Yahya Jammeh, former president of Gambia has left Banjul, the capital to begin an indefinite term in exile. He left just after 10.00pm for Conakry, along with President Alpha Conde.
He was given a full ceremonial honour by the military brass band and a red carpet treatment. According to a journalist who witnessed the departure, some of his aides wept openly on the tarmac, while “others outside are still celebrating”.
His departure was confirmed byPresident Adama Barrow, now waiting in Dakar, Senegal to return home and start his government of ‘inclusiveness’ and transparency as he promised on Saturday.
“I would like to inform you that the 2nd President of the Republic of The Gambia, Yahya Jammeh has left Gambia.#Gambia,“ Barrow tweeted at about 10pm Nigerian time.
Hordes of journalists and a battery of photographers had camped all day at the Banjul International Airport waiting for his departure, after an agreement was reached Friday night with President Alpha Conde of Guinea and President Abdul Aziz of Mauritania, for him to vacate power voluntarily.
President Alpha Conde and Mauritania’s leader, Abdul Aziz, with Jammeh
The former soldier turned civilian leader held sway in the country for 22 years and had vowed to rule the country for a hyperbolic ‘billion years’ until he was thrashed in the presidential election by a political green horn, Adama Barrow.

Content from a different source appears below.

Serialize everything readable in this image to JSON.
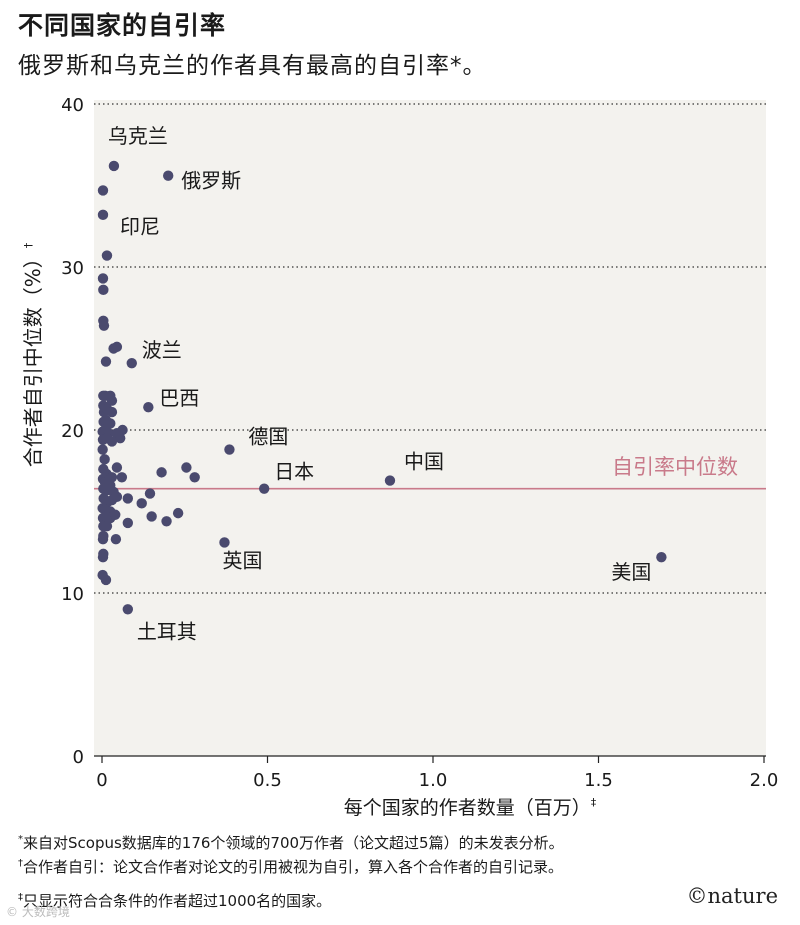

It is not clear where Jammeh will end up eventually. He flew out with President Alpha Conde in an aircraft owned by Mauritania.
After landing in Conakry, Jammeh may finally be heading to Malabo, capital of Equatorial Guinea, ruled by another African pseudo democrat, Teodoro Obiang Nguema Mbasogo who has been in power since 1979.
Barrow succeeded Jammeh who lost in the December 1 2016 presidential election and refused to vacate office when his 22-year rule expired midnight on Thursday.
West African mediators spent several hours in talks with him on Friday after military forces of the Economic Community of West African States (ECOWAS) stopped actions to remove Jammeh by force to allow last-minute negotiations.
Jammeh, also on state TV announced that he would step down in the interest of the Gambian people adding that it was his duty to “preserve at every instant” their lives.
Barrow earlier said he was returning to his country once a security sweep had been completed.
He also told Gambians who had fled the country that they now had “the liberty to return home”.